Dimana lanjutnya pada Pasal 22E UUD 45 dapat ditambahkan pasal baru, yakni Pasal 22 E ayat (7) yang berisi norma “Dalam hal pelaksanaan pemilihan umum sekali dalam lima tahun sebagaimana dimaksud oleh Pasal 22E ayat (1) tidak dapat dilaksanakan karena terjadinya perang, pemberontakan, gangguan keamanan yang berdampak luas, bencana alam dan wabah penyakit yang sulit diatasi, maka Majelis Permusyawaratan Rakyat berwenang untuk menunda pelaksanaan Pemilu sampai batas waktu tertentu. Semua jabatan-jabatan kenegaraan yang pengisiannya dilakukan melalui pemilihan umum sebagaimana diatur dalam undang-undang dasar ini, untuk sementara waktu tetap menduduki jabatannya sebagai pejabat sementara sampai dengan dilaksanakannya pemilihan umum.
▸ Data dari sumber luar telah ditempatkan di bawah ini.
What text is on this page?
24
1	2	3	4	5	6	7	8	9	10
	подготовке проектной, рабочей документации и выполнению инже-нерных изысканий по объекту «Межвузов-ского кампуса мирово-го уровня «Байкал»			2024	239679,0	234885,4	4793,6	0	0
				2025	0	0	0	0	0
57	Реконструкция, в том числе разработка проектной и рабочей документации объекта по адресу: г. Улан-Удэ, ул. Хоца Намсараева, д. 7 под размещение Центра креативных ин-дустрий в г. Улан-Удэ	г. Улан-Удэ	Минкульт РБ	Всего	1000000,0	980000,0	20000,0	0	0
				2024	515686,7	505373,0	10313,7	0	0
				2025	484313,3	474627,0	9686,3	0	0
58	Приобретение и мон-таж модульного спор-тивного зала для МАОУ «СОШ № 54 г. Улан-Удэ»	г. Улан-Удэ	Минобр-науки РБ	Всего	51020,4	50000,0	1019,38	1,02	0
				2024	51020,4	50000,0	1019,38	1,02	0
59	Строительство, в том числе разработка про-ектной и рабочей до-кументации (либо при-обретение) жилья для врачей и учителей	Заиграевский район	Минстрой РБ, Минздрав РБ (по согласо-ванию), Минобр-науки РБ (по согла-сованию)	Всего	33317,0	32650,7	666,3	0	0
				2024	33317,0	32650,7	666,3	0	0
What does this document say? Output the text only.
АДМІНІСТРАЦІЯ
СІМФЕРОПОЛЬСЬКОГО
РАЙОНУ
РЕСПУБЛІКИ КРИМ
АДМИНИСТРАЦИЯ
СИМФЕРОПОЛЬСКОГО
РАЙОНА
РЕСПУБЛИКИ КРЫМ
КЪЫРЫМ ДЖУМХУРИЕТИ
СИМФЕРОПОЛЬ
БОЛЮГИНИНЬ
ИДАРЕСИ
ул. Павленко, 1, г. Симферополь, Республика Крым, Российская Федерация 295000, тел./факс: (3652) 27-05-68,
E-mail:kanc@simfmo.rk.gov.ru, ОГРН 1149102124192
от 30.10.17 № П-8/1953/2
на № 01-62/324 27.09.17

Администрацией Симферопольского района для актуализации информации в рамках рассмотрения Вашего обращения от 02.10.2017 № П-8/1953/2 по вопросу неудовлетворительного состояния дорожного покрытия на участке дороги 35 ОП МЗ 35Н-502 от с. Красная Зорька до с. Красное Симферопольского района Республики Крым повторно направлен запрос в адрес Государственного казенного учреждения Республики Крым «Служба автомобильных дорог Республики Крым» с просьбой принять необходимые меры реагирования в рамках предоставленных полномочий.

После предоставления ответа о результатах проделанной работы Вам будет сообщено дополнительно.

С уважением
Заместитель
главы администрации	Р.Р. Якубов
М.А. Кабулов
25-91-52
“Dengan penambahan 2 ayat dalam pasal 22E UUD 45 itu, maka tidak ada istilah perpanjangan masa jabatan Presiden, MPR, DPR, DPD, dan DPRD. Para anggota dari Lembaga Negara seperti MPR, DPR, DPD tersebut berubah status menjadi anggota sementara, sebelum diganti dengan anggota-anggota hasil pemilu. Status mereka sama dengan anggota KNIP di masa awal kemerdekaan, anggota DPRS di masa Demokrasi Liberal dan anggota MPRS di masa Orde Lama dan awal Orde Baru. Kedudukan Presiden Joko Widodo dan KH Ma’ruf Amin juga menjadi Pejabat Presiden dan Pejabat Wakil Presiden, sebagaimana Pejabat Presiden Suharto di awal Orde Baru,” ungkap Yusril.